東京大学の方針として、ChatGPTを始めとした生成系AIツールの教育現場における利用について、下記のように暫定的に方針を定めました。学生の皆様は、生成系AIツールの長所短所を理解した上で、適切な活用を心掛けてください。

  1. [大学の対応]東京大学では、生成系AIツールの利用を一律に禁止することはせず、その活用の可能性を積極的に探るとともに、活用上の実践的な注意を発信していきます。
  2. [授業での利用の可否]授業の特性に応じて生成系AIツール利用の判断は異なります。そのため、各授業における生成系AIツール利用の可否および利用する際の条件設定は、担当教員の判断に委ねています。それぞれの授業における利用の是非については、所属学科や専攻および各授業の担当教員の指示に従ってください。
  3. [教育効果の重視]大学での学びにおいては、知識生成の過程や洗練化の過程を通して思考能力を高めることが重要です。生成系AIツールでは、情報を収集・整理する作業を自動化し結果だけを表示します。生成系AIツールで生成された文章をそのまま授業課題の回答とすれば、この貴重な思考過程の訓練の機会を逸することになり、長期的には当人の能力向上が損なわれます。授業によって、利用禁止にしたり、利用に一定の条件を設定するのはこのためです。
  4. [不正行為]学術の世界だけでなく社会活動全般において、個々人のアイデアや独創性を尊重することが重要です。レポートや論文では、根拠となった出典を明記した上で、自分なりの考えを記載することが求められます。授業課題を提出する際に、生成系AIツールが生成した文章等をそのまま自分の文章として用いることは認められません。
  5. [誤謬の可能性]生成系AIツールによって生成された文章は、一見妥当そうに見えても、間違いが含まれていたり、利用者の意図には整合しない内容になっていることがあります。また、AIの回答には学習内容や設定アルゴリズムに基づくバイアスが存在することもあります。生成結果を鵜吞みにするのではなく、自ら必ず吟味したうえ、適宜修正するなどした上で活用する必要があります。インターネット検索と同様、AIの生成物の信憑性を判断し、修正できることも今後社会を生きていく上で重要な能力です。

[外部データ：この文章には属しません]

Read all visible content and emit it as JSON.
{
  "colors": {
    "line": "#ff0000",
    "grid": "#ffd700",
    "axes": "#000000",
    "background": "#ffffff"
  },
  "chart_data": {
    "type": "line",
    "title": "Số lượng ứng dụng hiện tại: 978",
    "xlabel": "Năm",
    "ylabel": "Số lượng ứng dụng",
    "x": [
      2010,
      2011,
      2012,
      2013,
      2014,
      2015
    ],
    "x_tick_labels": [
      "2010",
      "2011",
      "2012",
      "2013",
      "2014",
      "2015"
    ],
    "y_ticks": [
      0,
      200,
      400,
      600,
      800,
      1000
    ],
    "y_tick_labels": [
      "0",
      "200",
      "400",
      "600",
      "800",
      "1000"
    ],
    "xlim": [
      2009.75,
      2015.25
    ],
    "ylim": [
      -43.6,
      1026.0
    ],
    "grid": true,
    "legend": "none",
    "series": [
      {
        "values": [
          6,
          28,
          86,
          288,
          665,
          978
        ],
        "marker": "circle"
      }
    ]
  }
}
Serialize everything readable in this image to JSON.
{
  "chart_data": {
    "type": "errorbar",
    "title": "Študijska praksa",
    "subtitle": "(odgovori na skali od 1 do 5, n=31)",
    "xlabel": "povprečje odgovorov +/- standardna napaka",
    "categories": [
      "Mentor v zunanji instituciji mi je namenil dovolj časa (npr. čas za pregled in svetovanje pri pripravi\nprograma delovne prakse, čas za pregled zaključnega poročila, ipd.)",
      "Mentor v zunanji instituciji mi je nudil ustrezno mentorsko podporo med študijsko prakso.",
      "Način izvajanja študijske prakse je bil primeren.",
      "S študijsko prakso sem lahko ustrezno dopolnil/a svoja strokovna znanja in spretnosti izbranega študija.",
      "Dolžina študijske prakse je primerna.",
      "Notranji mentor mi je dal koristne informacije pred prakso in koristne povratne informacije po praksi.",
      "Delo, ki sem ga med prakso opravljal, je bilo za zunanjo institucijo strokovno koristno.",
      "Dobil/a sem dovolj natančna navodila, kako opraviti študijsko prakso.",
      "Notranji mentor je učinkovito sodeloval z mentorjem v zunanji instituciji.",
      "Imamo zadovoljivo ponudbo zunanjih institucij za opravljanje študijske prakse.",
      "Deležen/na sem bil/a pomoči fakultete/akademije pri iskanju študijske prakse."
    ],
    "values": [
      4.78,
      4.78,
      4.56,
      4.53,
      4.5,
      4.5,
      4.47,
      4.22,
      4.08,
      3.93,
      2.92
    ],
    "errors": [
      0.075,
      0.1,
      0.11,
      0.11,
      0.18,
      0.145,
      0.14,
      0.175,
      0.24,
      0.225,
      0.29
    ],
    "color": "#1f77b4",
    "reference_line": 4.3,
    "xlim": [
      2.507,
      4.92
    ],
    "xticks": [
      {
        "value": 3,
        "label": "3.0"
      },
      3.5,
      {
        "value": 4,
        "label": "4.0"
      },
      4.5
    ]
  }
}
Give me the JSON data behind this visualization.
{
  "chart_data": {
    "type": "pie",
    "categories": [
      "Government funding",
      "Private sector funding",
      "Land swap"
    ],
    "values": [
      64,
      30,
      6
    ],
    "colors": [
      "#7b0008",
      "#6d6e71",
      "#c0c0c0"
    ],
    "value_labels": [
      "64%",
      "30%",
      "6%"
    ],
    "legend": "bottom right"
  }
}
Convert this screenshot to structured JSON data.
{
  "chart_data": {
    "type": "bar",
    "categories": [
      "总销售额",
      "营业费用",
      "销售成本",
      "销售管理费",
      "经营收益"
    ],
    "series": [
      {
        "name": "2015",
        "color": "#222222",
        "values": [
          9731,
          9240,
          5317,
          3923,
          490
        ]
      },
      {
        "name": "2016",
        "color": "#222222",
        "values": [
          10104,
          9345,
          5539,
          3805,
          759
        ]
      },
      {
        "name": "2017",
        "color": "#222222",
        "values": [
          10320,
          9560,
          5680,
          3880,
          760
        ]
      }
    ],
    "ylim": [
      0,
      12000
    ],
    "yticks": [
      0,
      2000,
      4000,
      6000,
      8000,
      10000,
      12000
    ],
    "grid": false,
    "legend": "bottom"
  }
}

  6. [法的リスク]生成系AIツールに限らず、AIツールの生成物には著作権や意匠権上の問題が存在する可能性が示唆されています。よって、生成結果をそのまま利用することが将来、法的なリスクを伴う可能性もあります。この点についても十分に注意してください。また、AIツールを用いて作成したものについては、どのツールを用いたかを記載することが求められることがあります。
  7. [情報セキュリティ]AIツールに入力した情報は、今のところ何らかの形でAIの学習に用いられる可能性があります。このため、機密情報、個人情報、未発表の研究成果などを入力してしまうと、情報漏洩の懸念がありますので、これらについては絶対に入力してはいけません。
  8. [今後の予定]AIツールは常に進化しており、利用に際しても注意事項も変化していく可能性があります。ここで述べた事項は、あくまで2023年5月現在での状況をもとに記載したものであり、今後適宜アップデートを行う予定です。